Why was this work needed?
We know that lifestyle choices can impact on someone’s health, but researchers need to study large groups of people over long periods of time to really understand what the significant effects are. For example, it is important to know how decisions, like whether or not a woman chooses to take Hormone Replacement Therapy (HRT), might affect their health so that they can make informed choices. At the time the study began, very many women were using HRT but not enough was known about the benefits and risks.
Women in England are routinely invited for NHS breast screening between the ages of 50 and 70. Between 1996 and 2001, at one of 66 participating NHS Breast Screening Centres, they were also invited to join the Million Women Study. Along with their screening invitation, women received a study questionnaire, which they were asked to complete and return at the time of screening. Around 70% of those attending the programme returned their questionnaire and agreed to take part in the study.
Women who completed the recruitment questionnaire provided signed consent, and supplied information for follow-up.

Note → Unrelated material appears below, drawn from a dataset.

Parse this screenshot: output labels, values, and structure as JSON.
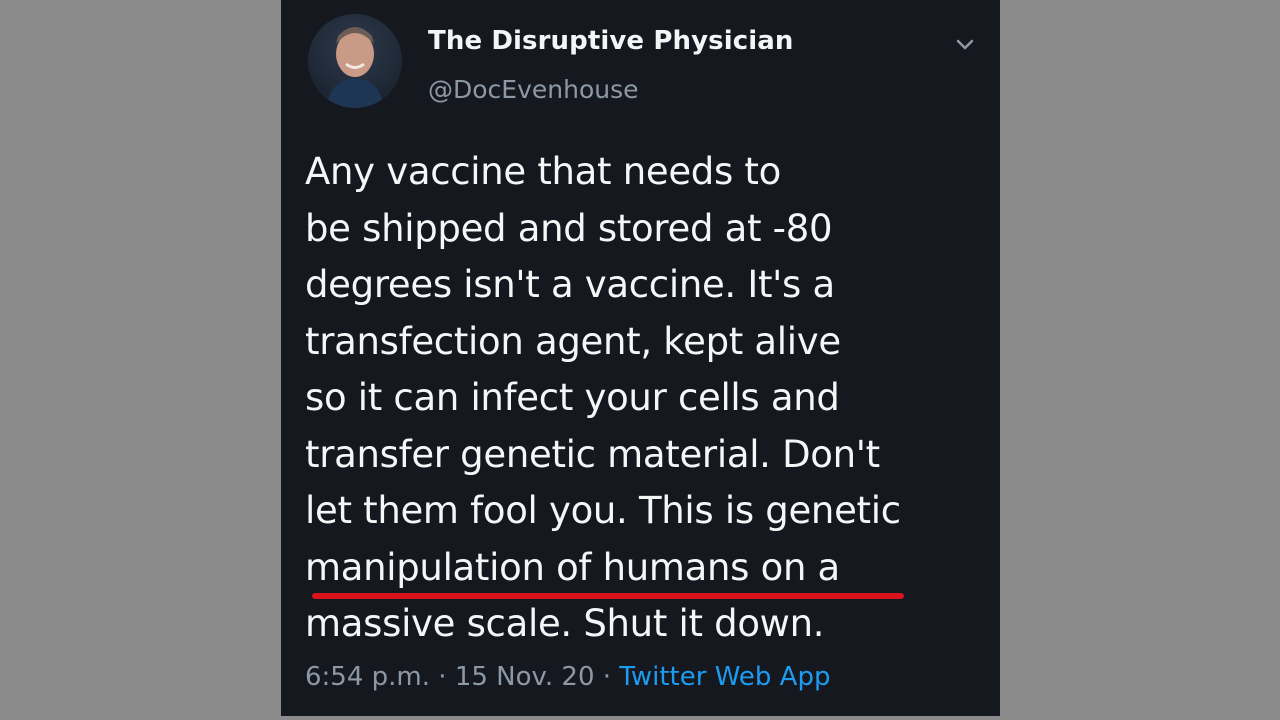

Since recruitment, participants have been followed up from their NHS medical records and through update questionnaires. Without such long term, complete follow-up through routinely-collected medical records it would not be possible to provide reliable answers to outstanding health questions on a large scale.
What were the benefits?
Initially, the Million Women Study’s main aim was to look at the impact of hormone replacement therapy (HRT) on breast cancer. However, over time, its remit has expanded and it now supports studies looking at a wide range of lifestyle factors and conditions, including cardiovascular disease and diabetes. For example, recent research has looked at the link between diabetes and cataract surgery, and whether or not there is a connection between unhappiness and ill health.
Around 1 in 4 UK women in the target age group are taking part on the Million Women Study, making it the largest study of its kind in the world. This allows the study to look at conditions and risk factors that are relatively uncommon in the population as a whole. For example, recent research was able to study women with lung cancer who had never smoked.

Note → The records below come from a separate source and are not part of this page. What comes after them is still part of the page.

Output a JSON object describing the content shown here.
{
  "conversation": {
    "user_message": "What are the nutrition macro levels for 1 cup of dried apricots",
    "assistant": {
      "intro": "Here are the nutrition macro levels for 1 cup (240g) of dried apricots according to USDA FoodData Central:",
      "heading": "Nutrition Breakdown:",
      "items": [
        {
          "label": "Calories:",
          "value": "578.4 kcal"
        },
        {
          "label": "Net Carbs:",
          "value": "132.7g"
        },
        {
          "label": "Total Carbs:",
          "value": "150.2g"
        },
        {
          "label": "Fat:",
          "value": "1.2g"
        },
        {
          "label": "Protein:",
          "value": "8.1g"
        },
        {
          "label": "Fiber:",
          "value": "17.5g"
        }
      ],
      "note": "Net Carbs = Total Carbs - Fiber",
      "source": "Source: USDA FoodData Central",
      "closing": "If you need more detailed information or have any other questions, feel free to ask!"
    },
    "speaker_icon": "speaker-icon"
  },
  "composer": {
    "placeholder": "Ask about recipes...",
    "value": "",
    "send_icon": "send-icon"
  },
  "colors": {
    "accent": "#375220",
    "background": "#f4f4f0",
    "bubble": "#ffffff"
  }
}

What type of data was involved?
Participants submit questionnaires about their health and lifestyle (e.g. smoking, weight, diet) and researchers, with consent, also access NHS data on deaths, cancer registration, hospital admissions, cancer screening and some primary care records. Some participants have also given blood and DNA samples.
What was the legal basis for accessing the data?
The study was originally approved by the NHS Anglia and Oxford ethics committee. All participants gave written consent and permission for access to their medical records for follow-up. Researchers obtain updated ethical approval for all relevant additional aspects of the study.
Who funded and collaborated on this work?
The Million Women Study is funded by Cancer Research UK and the Medical Research Council, with support from the NHS and with additional funding for specific projects (e.g. from the Health and Safety Executive).